Straight talk is a policy, or more accurately a core value that is easy to espouse, but a lot tougher to actually put into practice effectively and consistently.  At IPS our business is selling complex, customized product design services; inviting and sustaining relationships with new clients is challenging. An associate once said, “In the services businesses, it’s a lot easier to TELL a client that you want their business than it is to ACT like you want it once you have it.” The whole “easier said than done” thing is true –especially when a client wants changes that will result in a price increase and/or push out the final delivery date.  This goes for internal relationships as well… we all want to offer and receive support from our coworkers, but good intentions mean nothing if we don’t practice communicating with others the way we ourselves would want to be communicated with in a crisis.

Here’s tips on how to employ straight talk in tough situations – whether with a client, colleague, or business partner:

  • Plan your communication ahead of time

Give yourself enough time to think about how you’re going to phrase a message that may be difficult for the listener to hear. Plan the “bad news” language in advance of any project or schedule deadlines so your team and clients are forewarned.

  • Whenever possible, speak face to face or over the phone rather than using email.

Email is a tricky form of communication and is actually dangerous if composed when in a state of stress. Breathe. If you’ve received a disturbing message, take a break before responding if you can. If you must write while some thoughts are fresh on your mind, go ahead.
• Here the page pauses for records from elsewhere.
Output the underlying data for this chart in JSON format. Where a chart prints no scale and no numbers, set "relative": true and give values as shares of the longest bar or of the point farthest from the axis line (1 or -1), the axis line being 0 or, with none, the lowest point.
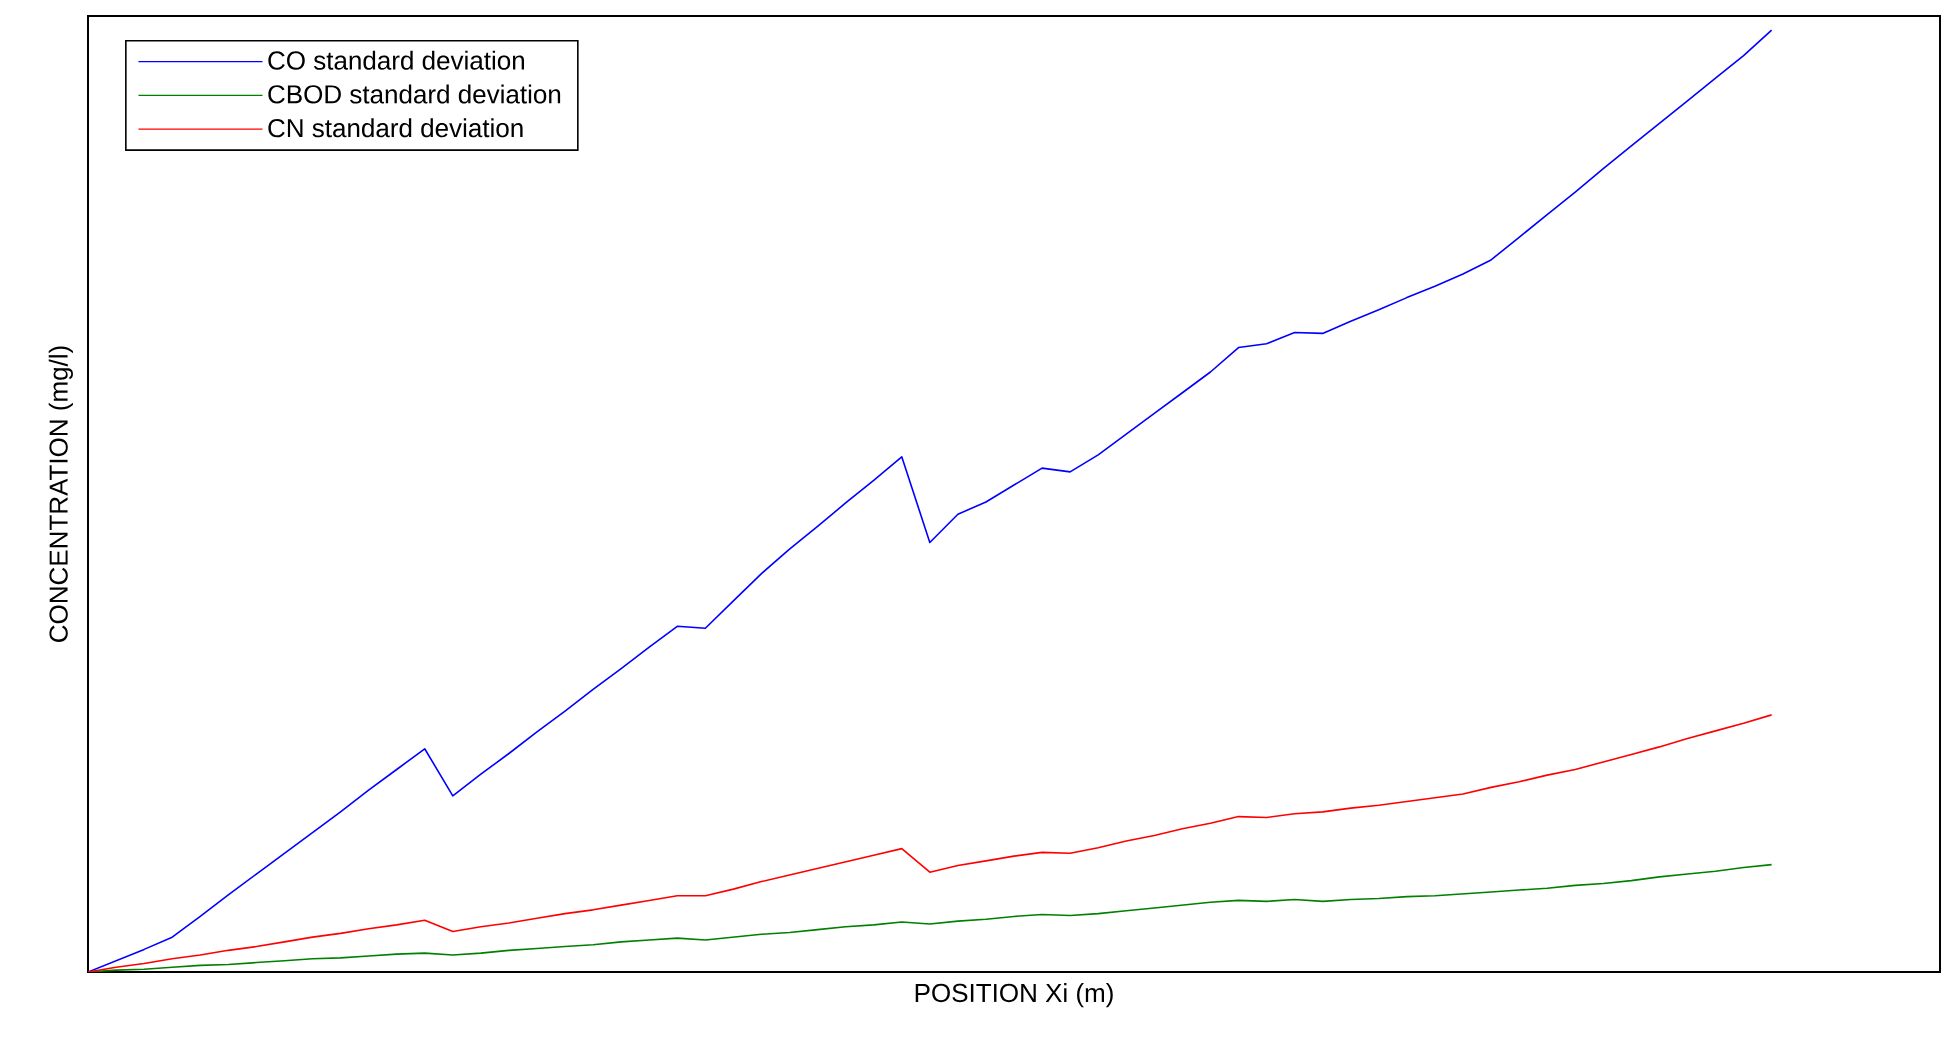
{
  "chart_data": {
    "type": "line",
    "relative": true,
    "xlabel": "POSITION Xi (m)",
    "ylabel": "CONCENTRATION (mg/l)",
    "legend": "top left",
    "categories": [
      null,
      null,
      null,
      null,
      null,
      null,
      null,
      null,
      null,
      null,
      null,
      null,
      null,
      null,
      null,
      null,
      null,
      null,
      null,
      null,
      null,
      null,
      null,
      null,
      null,
      null,
      null,
      null,
      null,
      null,
      null,
      null,
      null,
      null,
      null,
      null,
      null,
      null,
      null,
      null,
      null,
      null,
      null,
      null,
      null,
      null,
      null,
      null,
      null,
      null,
      null,
      null,
      null,
      null,
      null,
      null,
      null,
      null,
      null,
      null,
      null
    ],
    "series": [
      {
        "name": "CO standard deviation",
        "color": "#0000ff",
        "values": [
          0,
          0.012,
          0.024,
          0.037,
          0.059,
          0.082,
          0.104,
          0.126,
          0.148,
          0.17,
          0.193,
          0.215,
          0.237,
          0.187,
          0.21,
          0.232,
          0.255,
          0.277,
          0.3,
          0.322,
          0.345,
          0.367,
          0.365,
          0.394,
          0.423,
          0.449,
          0.473,
          0.498,
          0.522,
          0.547,
          0.456,
          0.486,
          0.499,
          0.517,
          0.535,
          0.531,
          0.549,
          0.571,
          0.593,
          0.615,
          0.637,
          0.663,
          0.667,
          0.679,
          0.678,
          0.691,
          0.703,
          0.716,
          0.728,
          0.741,
          0.756,
          0.78,
          0.804,
          0.828,
          0.853,
          0.877,
          0.901,
          0.925,
          0.949,
          0.973,
          1.0
        ]
      },
      {
        "name": "CBOD standard deviation",
        "color": "#008000",
        "values": [
          0,
          0.002,
          0.003,
          0.005,
          0.007,
          0.008,
          0.01,
          0.012,
          0.014,
          0.015,
          0.017,
          0.019,
          0.02,
          0.018,
          0.02,
          0.023,
          0.025,
          0.027,
          0.029,
          0.032,
          0.034,
          0.036,
          0.034,
          0.037,
          0.04,
          0.042,
          0.045,
          0.048,
          0.05,
          0.053,
          0.051,
          0.054,
          0.056,
          0.059,
          0.061,
          0.06,
          0.062,
          0.065,
          0.068,
          0.071,
          0.074,
          0.076,
          0.075,
          0.077,
          0.075,
          0.077,
          0.078,
          0.08,
          0.081,
          0.083,
          0.085,
          0.087,
          0.089,
          0.092,
          0.094,
          0.097,
          0.101,
          0.104,
          0.107,
          0.111,
          0.114
        ]
      },
      {
        "name": "CN standard deviation",
        "color": "#ff0000",
        "values": [
          0,
          0.005,
          0.009,
          0.014,
          0.018,
          0.023,
          0.027,
          0.032,
          0.037,
          0.041,
          0.046,
          0.05,
          0.055,
          0.043,
          0.048,
          0.052,
          0.057,
          0.062,
          0.066,
          0.071,
          0.076,
          0.081,
          0.081,
          0.088,
          0.096,
          0.103,
          0.11,
          0.117,
          0.124,
          0.131,
          0.106,
          0.113,
          0.118,
          0.123,
          0.127,
          0.126,
          0.132,
          0.139,
          0.145,
          0.152,
          0.158,
          0.165,
          0.164,
          0.168,
          0.17,
          0.174,
          0.177,
          0.181,
          0.185,
          0.189,
          0.196,
          0.202,
          0.209,
          0.215,
          0.223,
          0.231,
          0.239,
          0.248,
          0.256,
          0.264,
          0.273
        ]
      }
    ]
  }
}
But be sure to wait and bounce your messaging off a co-worker or supervisor — or at least edit very carefully before clicking “send”.

  • Use a script

Sit down and write down the words that you would want to hear if the news were being delivered to you (even though you don’t ever like hearing disappointing info!).  Whether writing an email, talking on the phone or sitting directly across from someone, having notes in front of you will enable you to remember the precise language you want to use and cover important points aimed at mitigating the problem to de-fuse the situation.

  • Deliver difficult news in a timely fashion.

Even though you’d really rather not have that awkward conversation, take care of addressing tough issues promptly so all stakeholders can absorb the true nature of the problem and have the necessary information to join in formulating solutions.

  • Ask for help from a colleague.

Some folks are better at dealing with sticky situations than others. If you have a trusted colleague or associate who has that great way with words, don’t hesitate to ask for some assistance in developing your message plan. Such coaching may also help you address future issues with greater ease.